[microformats-discuss] Profiles, what are they good for,
why do we need them, and how should they be implemented
Bud Gibson
bud at thecommunityengine.com
Sat Jul 16 05:42:17 PDT 2005
Thanks, Brian
I think this nicely summarizes in one place the limitations of XMDPs
for machine validation. And, as you observe, they were never
intended that way. Maybe the list maintainers will use this email in
some sort of FAQ.
I have sometimes speculated that one could read the prose in the XMDP
and translate that into some set of rules that could at least
validate that one had all of the elements, properly nested etc. That
kind of idea may be useful for people who want to use microformats as
data. For those just attempting to make an incremental improvement
to markup, it may seem a kind of anathema because it imposes a kind
of all or nothing burden on web page authors.
Bud
On Jul 15, 2005, at 20:27, brian suda wrote:
> Bud Gibson wrote:
>
>
>
>> On Jul 15, 2005, at 11:08, brian suda wrote:
>>
>>
>>
>>> This is why a generic universal validator would be handy, but
>>> XMDP is
>>> meant for human-readbility first, and machine-readablity second. So
>>> somethings people are trying to make microformats do are just
>>> out of
>>> the
>>> scope of possiblities, lets not forget this.
>>>
>>>
>>
>>
>> Probably, but it begs the question of what you think are in and out
>> of scope of possibilities. I think, given your extensive experience
>> and leadership, that that would be useful information.
>>
>>
>
> With the current set of tools, there are just certain things that
> cannot
> be achieved. This does not mean they are impossible, just not feasible
> with the current implementations. For example:
>
> XFN is a very simple microformat. There is no nesting of properties
> like
> hCa* ('work' is a sub-property of 'tel', which is a sub-property of
> 'vcard') and there are few places the resulting data can be stored
> (with
> hCa* things can be in the 'title' attribute in the case of abbr, or
> the
> 'href' or 'src' or 'node value'). XFN is on rel="" attributes only and
> their value is the corresponding href="". So it looks very simple.
> If we
> dig deeper into the english prose that accompanies each property we
> find
> addtional text like: Often symmetric. Symmetric. Not transitive, No
> inverse, etc. These 'constraints' are not represented in any machine
> readble form. Partly because there is no way to enforce XFN between
> two
> sites. (If you add my site as a rel='met' i have no requirement to
> link
> back with a rel='met' even though that property is transitive.) and
> because it was never addressed or part of the original intent. (i
> never
> worked on XFN or XMDP, so someone else might clarify that last
> statement, but i know i have talked with Tantek if it would in any way
> possible to add it)
>
> Other things that XMDP cannot do that XML schema can do is custom data
> types, or even simple data types. Right now in hCa* all dates
> should be
> a UTC date format. This is explained only in the english prose
> reference
> to the actual RFC. XMDP provides no way to enforce a YYYY-MM-DD style
> string or a $___.00 money string, or int, float, string, double, etc.

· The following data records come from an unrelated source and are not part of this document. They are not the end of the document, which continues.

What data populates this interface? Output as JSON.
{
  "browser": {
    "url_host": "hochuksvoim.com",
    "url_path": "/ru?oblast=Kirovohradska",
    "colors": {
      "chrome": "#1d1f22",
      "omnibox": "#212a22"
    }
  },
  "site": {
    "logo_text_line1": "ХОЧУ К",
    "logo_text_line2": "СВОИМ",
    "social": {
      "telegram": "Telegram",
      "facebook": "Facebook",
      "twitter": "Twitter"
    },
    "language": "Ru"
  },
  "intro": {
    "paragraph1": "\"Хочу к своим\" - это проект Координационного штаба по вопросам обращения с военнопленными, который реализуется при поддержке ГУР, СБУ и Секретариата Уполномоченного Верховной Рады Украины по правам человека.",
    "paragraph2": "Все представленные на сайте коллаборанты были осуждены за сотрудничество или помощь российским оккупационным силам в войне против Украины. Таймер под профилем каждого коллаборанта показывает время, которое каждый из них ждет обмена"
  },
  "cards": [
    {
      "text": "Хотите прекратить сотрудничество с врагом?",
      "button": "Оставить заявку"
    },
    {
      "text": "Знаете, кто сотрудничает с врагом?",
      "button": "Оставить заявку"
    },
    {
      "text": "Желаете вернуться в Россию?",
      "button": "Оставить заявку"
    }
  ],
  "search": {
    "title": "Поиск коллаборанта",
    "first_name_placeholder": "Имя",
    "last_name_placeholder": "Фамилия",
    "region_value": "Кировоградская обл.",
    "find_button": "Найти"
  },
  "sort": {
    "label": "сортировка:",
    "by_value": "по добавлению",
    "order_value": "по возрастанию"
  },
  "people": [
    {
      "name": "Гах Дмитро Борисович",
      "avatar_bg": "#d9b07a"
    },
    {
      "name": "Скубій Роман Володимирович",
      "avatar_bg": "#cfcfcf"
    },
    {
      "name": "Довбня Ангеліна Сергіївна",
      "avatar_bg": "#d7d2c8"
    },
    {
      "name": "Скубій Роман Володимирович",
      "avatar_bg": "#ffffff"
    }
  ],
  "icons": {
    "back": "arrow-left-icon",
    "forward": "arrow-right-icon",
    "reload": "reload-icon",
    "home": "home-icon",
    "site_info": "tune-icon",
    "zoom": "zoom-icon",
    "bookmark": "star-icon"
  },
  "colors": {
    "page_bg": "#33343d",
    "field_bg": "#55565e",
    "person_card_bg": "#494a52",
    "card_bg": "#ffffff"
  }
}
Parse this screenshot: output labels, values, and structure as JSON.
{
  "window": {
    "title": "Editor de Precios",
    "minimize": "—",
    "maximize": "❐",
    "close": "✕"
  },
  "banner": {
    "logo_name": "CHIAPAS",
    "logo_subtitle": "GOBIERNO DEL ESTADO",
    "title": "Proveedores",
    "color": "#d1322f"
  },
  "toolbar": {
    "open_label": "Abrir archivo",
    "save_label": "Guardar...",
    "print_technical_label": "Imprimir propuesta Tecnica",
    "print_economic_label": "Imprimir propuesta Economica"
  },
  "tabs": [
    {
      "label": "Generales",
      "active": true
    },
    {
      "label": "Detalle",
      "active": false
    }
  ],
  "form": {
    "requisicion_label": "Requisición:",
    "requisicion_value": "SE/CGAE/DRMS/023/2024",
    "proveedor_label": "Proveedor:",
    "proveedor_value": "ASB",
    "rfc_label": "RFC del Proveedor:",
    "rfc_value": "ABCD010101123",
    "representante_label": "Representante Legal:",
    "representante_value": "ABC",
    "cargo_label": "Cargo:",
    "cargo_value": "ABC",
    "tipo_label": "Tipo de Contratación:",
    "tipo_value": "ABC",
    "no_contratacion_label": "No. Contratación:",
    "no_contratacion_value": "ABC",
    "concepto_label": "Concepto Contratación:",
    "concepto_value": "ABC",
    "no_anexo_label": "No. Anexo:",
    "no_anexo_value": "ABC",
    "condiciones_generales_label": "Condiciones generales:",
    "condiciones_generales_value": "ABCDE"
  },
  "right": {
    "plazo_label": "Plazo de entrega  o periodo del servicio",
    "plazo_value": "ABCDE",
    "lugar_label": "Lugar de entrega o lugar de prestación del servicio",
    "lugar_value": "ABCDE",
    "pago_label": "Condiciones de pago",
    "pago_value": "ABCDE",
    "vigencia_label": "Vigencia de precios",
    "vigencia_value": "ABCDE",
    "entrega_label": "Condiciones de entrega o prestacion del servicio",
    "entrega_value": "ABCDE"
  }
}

> All of which, other schema languages can. This doesn't make XMDP
> bad and
> worthless, they are just out of the scope.
>
> Ontologies are another item that is not available in a machine
> readable
> format. To say that this hCard class='url' is the same as a hCal
> class="url", or that FOOBAR realestate class="title" is NOT the
> same as
> Dublin Core class="title". This is easily handled in the prose, but
> not
> in the XHTML.
>
>
>
>> I would think the XMDP might be a starting place for coming up with
>> validation rules as you have done. It's more a terse kind of author/
>> developer documentation than a tool for validation. Developers could
>> create rules for validation (a la schematron) from them.
>>
>>
>
> i'm not sure what you mean here?
>
>
>
>> Let me point out that I think one problem we are having here is
>> considering the very general case. A lot of the issue in recognizing
>> microformats comes from having multiple microformats on a page with
>> all the potential for collisions.
>>
>>
>
> very true. I just point them out to keep people aware of potential
> problems (not because i have any answers). Most of the feedback and
> questions i have fielded about microformats have been more about
> how to
> even get started... no one has had problems with TOO MANY encodings.
>
>
>
>> Let's consider that this might not always be the case, and in fact
>> will likely not be the case. If a page contained only one kind of
>> microformatted content (say xFolk or hCard), then the recognition and
>> parsing issue starts to become a lot easier.
>>
>>
>
> This is certainly true, but i personally would prefer to build a more
> general case parser validator especially if this will more of a
> bottom-up style design where anyone can be creating XMDPs and
> Microformats without a consenses or committee.
>
> Are there any thoughts about this? i have thought long and hard about
> how any and all of the above could be built with simple XHTML
> technologies and avoiding too much complexity, without much luck.